L’ex centrocampista calabrese, nato a Corigliano Calabro il 9 gennaio 1978, ha concluso l’ultima stagione all’Hajduk Spalato, centrando il terzo posto nel massimo campionato croato. La sua carriera da calciatore è iniziata in Serie B con il Perugia, seguita da una parentesi ai Rangers di Glasgow, prima del ritorno in patria con Salernitana e poi la lunga militanza al Milan: 13 stagioni costellate da successi – due Champions League, due Supercoppe Uefa uno Scudetto, una Coppa Italia, due Supercoppe e un Mondiale per club – frutto di un centrocampo fatto di tecnica e fatica, impreziosito dalla sua determinazione. La sua parabola da allenatore è stata intensa, ma anche discontinua: dagli inizi in Svizzera con il Sion, a Palermo e a Creta, fino alla promozione in Serie B con il Pisa. Poi l’approdo al Milan, club che conosce come pochi, e la vittoria della Coppa Italia con il Napoli, unico trofeo da tecnico. Esperienze brevi a Valencia e Marsiglia, prima della recente avventura in Croazia. A Coverciano, ritroverà Gigi Buffon, oggi capo delegazione della Nazionale.
Gattuso eredita una situazione complessa, lasciata da Luciano Spalletti, tecnico stimato per le sue qualità tattiche e per i successi ottenuti a Napoli e Roma, ma che non è riuscito a imprimere una svolta ad una Nazionale ancora orfana di fuoriclasse. Il calcio italiano, oggi, fatica a esprimere talenti – anzi, a valorizzarli – capaci di spostare gli equilibri, di creare superiorità, di incidere nei momenti decisivi. L’unico fuoriclasse, al momento, resta tra i pali: Gianluigi Donnarumma, campione d’Europa e fresco vincitore della Champions League con il Paris Saint-Germain. La Figc, dinanzi al rischio concreto di mancare un altro appuntamento mondiale, ha preferito affidarsi all’identità, alla compattezza e al carattere, anche perché visti i vari “no” incassati da Gravina, forse era l’unica soluzione sulla piazza.
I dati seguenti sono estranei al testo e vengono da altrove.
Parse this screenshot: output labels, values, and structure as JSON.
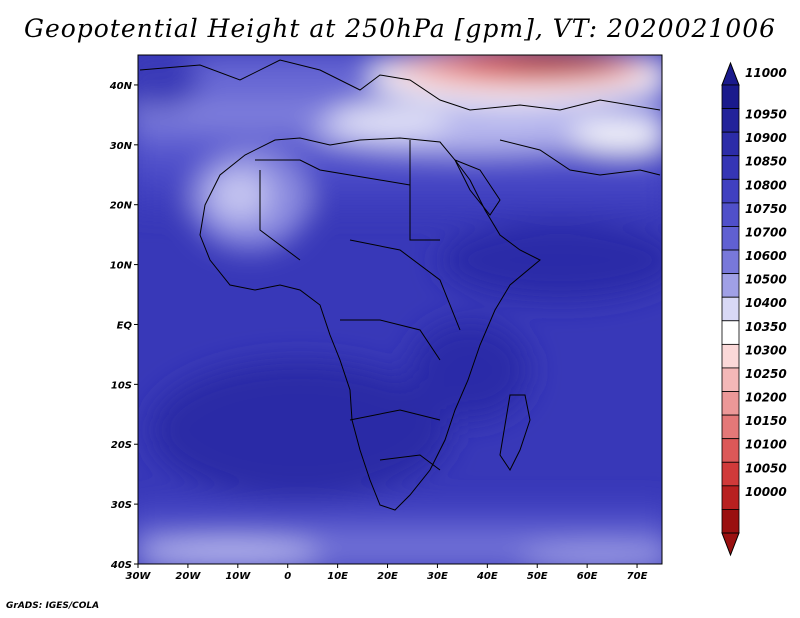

“Mister, ora ho capito perché è una gioia immensa”, disse Ringhio a Marco Tardelli – simbolo dell’Italia campione nel 1982 – dopo il trionfo a Berlino. “Non è stata forse una squadra a tratti bella da vedere – aggiunse – ma ha dimostrato di essere tosta tosta”. Quella frase oggi sembra un manifesto programmatico. Ed è con quello spirito, con la stessa rude sincerità, che Gattuso cercherà di riportare l’Italia dove merita: tra le grandi del calcio mondiale.